Corte Internacional nega pedido de saída para o mar da Bolívia

Chile não precisará negociar cessão de acesso ao Pacífico, decide tribunal de Haia

LUCAS NEVES
Paris | AFP

O Chile não deve ser obrigado a negociar a cessão à Bolívia de um acesso ao oceano Pacífico, definiu nesta segunda-feira (1º) a Corte Internacional de Justiça, em Haia (Holanda).

O presidente boliviano, Evo Morales, foi ao tribunal para ouvir a sentença, mas não seu homólogo chileno, Sebastián Piñera, que enviou embaixadores do país. O placar foi de 12 votos desfavoráveis ao pleito de La Paz contra 3 pró.

O presidente da Bolívia, Evo Morales, na Corte Internacional de Haia durante o julgamento
O presidente da Bolívia, Evo Morales, na Corte Internacional de Haia durante o julgamento - Yves Herman /Reuters

“A corte observa que o Chile e a Bolívia têm uma longa história de diálogos e negociações destinados a identificar uma solução apropriada à ‘meditarraneidade’ [fato de estar rodeada de terra por todos os lados] da Bolívia”, leu o presidente do tribunal, Abdulqawi Ahmed Yusuf. “Entretanto, não pode concluir que o Chile tenha a obrigação de negociar o acesso soberano [do vizinho ao mar].”  
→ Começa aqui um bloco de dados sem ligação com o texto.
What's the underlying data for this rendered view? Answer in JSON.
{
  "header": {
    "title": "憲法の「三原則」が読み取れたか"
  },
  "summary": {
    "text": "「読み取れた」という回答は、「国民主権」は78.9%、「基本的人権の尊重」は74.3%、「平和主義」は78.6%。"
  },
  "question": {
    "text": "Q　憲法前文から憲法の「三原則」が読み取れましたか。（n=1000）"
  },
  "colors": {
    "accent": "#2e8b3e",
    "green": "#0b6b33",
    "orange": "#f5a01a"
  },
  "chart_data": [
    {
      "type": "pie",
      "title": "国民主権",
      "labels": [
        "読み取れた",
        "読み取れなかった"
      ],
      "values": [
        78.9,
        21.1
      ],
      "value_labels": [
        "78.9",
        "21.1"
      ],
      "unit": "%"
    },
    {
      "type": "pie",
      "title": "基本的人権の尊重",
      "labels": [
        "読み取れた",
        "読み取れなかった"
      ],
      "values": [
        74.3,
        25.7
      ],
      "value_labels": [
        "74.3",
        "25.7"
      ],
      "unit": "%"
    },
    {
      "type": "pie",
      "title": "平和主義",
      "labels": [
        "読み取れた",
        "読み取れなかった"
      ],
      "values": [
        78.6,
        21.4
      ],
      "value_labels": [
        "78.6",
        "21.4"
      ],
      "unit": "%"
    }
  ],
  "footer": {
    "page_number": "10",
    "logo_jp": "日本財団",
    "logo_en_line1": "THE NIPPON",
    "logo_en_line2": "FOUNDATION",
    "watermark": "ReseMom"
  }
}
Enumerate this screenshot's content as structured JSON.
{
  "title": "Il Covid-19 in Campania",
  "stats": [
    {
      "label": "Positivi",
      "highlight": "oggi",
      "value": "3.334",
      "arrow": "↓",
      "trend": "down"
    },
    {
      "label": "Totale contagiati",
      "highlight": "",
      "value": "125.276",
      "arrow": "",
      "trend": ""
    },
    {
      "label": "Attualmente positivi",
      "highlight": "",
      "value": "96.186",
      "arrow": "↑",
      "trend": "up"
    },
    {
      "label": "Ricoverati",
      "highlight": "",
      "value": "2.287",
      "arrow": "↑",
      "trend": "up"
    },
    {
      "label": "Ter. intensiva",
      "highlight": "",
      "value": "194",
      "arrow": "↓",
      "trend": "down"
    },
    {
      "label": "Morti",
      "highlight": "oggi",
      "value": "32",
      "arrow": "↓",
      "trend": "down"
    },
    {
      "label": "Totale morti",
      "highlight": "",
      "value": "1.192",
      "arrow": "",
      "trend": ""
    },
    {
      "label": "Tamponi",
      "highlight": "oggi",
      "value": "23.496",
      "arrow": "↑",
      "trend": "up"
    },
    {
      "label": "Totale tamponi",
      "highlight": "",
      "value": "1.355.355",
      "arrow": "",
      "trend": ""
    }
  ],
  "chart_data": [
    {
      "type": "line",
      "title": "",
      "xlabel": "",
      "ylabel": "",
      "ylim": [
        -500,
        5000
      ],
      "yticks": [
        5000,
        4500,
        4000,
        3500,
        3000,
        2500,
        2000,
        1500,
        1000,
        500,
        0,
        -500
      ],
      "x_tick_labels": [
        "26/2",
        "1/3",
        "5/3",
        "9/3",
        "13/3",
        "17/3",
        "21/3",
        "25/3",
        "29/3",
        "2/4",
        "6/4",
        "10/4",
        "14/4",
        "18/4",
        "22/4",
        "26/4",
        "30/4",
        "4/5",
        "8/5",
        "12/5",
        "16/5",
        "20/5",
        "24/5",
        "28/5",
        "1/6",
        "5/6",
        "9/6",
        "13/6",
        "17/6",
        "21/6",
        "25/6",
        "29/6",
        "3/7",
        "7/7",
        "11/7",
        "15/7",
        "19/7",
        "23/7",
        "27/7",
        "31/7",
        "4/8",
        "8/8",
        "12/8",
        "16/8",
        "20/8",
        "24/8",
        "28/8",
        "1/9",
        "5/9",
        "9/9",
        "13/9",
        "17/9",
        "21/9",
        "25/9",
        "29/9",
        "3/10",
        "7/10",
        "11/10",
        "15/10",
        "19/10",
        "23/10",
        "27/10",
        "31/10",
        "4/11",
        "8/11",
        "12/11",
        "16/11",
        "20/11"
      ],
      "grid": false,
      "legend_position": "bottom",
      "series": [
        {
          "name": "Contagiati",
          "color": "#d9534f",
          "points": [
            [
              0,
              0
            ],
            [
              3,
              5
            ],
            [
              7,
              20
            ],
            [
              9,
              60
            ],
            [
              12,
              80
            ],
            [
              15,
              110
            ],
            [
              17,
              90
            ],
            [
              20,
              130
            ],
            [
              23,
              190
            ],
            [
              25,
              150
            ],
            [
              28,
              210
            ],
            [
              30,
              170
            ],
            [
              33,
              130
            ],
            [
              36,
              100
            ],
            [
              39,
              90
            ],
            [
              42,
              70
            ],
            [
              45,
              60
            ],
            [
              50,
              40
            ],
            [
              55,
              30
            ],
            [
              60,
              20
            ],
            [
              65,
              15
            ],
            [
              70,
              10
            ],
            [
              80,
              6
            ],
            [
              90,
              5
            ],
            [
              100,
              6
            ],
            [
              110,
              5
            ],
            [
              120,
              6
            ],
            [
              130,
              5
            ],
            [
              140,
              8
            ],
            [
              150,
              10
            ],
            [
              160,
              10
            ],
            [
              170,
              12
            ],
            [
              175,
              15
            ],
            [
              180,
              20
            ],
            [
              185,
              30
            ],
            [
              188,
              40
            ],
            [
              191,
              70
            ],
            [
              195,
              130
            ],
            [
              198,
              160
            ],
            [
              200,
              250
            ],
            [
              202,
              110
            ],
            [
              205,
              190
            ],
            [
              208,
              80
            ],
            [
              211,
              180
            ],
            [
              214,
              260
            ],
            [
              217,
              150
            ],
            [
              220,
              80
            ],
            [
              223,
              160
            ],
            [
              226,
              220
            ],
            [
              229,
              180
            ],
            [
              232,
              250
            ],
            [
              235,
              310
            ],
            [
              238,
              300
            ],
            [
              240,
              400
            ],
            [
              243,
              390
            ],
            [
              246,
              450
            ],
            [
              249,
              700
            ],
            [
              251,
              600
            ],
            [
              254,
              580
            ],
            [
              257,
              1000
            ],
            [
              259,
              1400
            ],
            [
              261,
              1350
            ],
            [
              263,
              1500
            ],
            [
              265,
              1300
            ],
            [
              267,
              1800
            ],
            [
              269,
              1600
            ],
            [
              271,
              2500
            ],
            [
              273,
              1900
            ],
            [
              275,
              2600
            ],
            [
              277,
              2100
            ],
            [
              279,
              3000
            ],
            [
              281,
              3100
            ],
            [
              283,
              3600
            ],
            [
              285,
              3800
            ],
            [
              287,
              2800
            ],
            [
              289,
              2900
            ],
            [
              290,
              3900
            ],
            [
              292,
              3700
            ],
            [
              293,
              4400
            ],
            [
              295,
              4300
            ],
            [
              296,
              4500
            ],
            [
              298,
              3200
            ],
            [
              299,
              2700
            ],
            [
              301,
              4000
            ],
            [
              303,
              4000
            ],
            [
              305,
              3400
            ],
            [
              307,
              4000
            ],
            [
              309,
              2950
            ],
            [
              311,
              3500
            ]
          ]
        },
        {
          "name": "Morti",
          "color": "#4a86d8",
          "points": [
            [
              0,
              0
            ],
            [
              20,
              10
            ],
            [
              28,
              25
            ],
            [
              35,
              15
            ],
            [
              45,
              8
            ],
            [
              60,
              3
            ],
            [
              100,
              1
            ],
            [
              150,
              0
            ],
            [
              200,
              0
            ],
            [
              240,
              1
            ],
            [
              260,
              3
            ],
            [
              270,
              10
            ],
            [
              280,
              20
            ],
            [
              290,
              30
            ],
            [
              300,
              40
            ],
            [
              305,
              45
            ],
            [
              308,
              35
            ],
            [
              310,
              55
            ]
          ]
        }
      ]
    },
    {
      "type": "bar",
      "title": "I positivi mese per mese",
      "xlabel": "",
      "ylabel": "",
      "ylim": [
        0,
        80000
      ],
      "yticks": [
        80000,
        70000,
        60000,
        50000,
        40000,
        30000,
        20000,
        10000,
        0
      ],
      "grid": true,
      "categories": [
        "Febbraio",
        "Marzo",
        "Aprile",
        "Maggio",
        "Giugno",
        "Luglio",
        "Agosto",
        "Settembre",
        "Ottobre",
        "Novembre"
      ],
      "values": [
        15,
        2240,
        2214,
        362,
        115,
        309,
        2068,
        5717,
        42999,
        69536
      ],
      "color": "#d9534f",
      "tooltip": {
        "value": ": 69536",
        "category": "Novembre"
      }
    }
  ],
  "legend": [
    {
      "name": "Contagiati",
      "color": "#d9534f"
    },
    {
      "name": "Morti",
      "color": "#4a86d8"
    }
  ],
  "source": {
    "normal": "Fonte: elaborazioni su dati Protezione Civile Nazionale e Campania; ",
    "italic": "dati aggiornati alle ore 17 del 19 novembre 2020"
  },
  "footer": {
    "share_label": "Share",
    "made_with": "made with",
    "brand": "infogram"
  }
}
"A Bolívia nunca vai renunciar", disse Morales ao deixar o Palácio da Paz de Haia, acompanhado da delegação boliviana. O presidente destacou o apelo dos magistrados a que se siga com o diálogo entre Santiago e La Paz. "No informe, embora não haja uma obrigação de negociar, há uma invocação para seguir com o diálogo", defendeu.

Já Piñera afirmou que a Corte “fez justiça e colocou as coisas em seu lugar”. “Hoje é um grande dia para o Chile, mas também para o direito internacional, para o respeito aos tratados internacionais e para a convivência sã e pacífica entre os países", afirmou, de Santiago.

A disputa territorial tem resquícios da era colonial e da ausência de fronteiras precisas em alguns enclaves da América espanhola. O território de Charcas, onde hoje fica a Bolívia, teria uma face voltada para o mar, argumentam certos historiadores.

No momento em que declarou a independência do país, em 1825, Simón Bolívar entendeu que o perímetro recém-criado incluía uma faixa litorânea, a mesma reivindicada já naquele momento pelo Chile, independente desde 1818. Ficou por isso mesmo.

O pano de fundo do mal-entendido era a exploração nascente de prata, cobre e nitrato na área visada pelos dois lados, situada no deserto do Atacama.  

Em 1866, os países assinaram um tratado fronteiriço que fixava o paralelo 24 sul como limite e determinava a divisão entre eles dos impostos auferidos com a exploração mineral naquela região. Oito anos depois, um novo documento congelou por 25 anos a taxação de companhias chilenas de mineração.

Em 1878, o Legislativo da Bolívia questionou um contrato, firmado cinco antes entre o governo do país e uma grande mineradora chilena, que garantia a esta isenção fiscal por 25 anos. Quis impor uma taxação. A contenda logo arrastou o governo do Chile, que enviou um navio de guerra à área depois de a empresa ter seus bens confiscados e ser colocada em leilão.

Em abril de 1879, Santiago declarou guerra. La Paz tinha na manga um tratado de defesa mútua com o Peru, mas nem isso foi o suficiente para que vencesse o conflito. Em 1884, os países assinaram um termo de cessão de todo o litoral boliviano ao Chile.

O ditador Augusto Pinochet propôs em 1975 ao vizinho a criação de uma faixa de acesso ao Pacífico no extremo norte do Chile, mas pediu em troca um naco de terra semelhante dentro da Bolívia. O diálogo não avançou, e desde o fim daquela década os países mantêm relações diplomáticas restritas ao mínimo.

Evo Morales contrariou orientação da Organização dos Estados Americanos (OEA) ao ingressar com processo na Corte Internacional de Justiça, em 2013. O colegiado do continente havia estimulado La Paz e Santiago a debaterem o tema bilateralmente.

Bolivianos aguardam decisão da Corte Penal Internacional em Santa Cruz, na Bolívia, nesta segunda-feira (1º) (Rodrigo Urzagasti/Reuters)
Bolivianos aguardam decisão da Corte Penal Internacional em Santa Cruz, na Bolívia, nesta segunda-feira (1º) - Rodrigo Urzagasti/Reuters
Erramos: o texto foi alterado

A Corte Internacional de Justiça foi erroneamente citada como Corte Penal Internacional. Além disso, houve erro de digitação: a guerra entre Chile e Bolívia começou em 1879. O texto foi corrigido.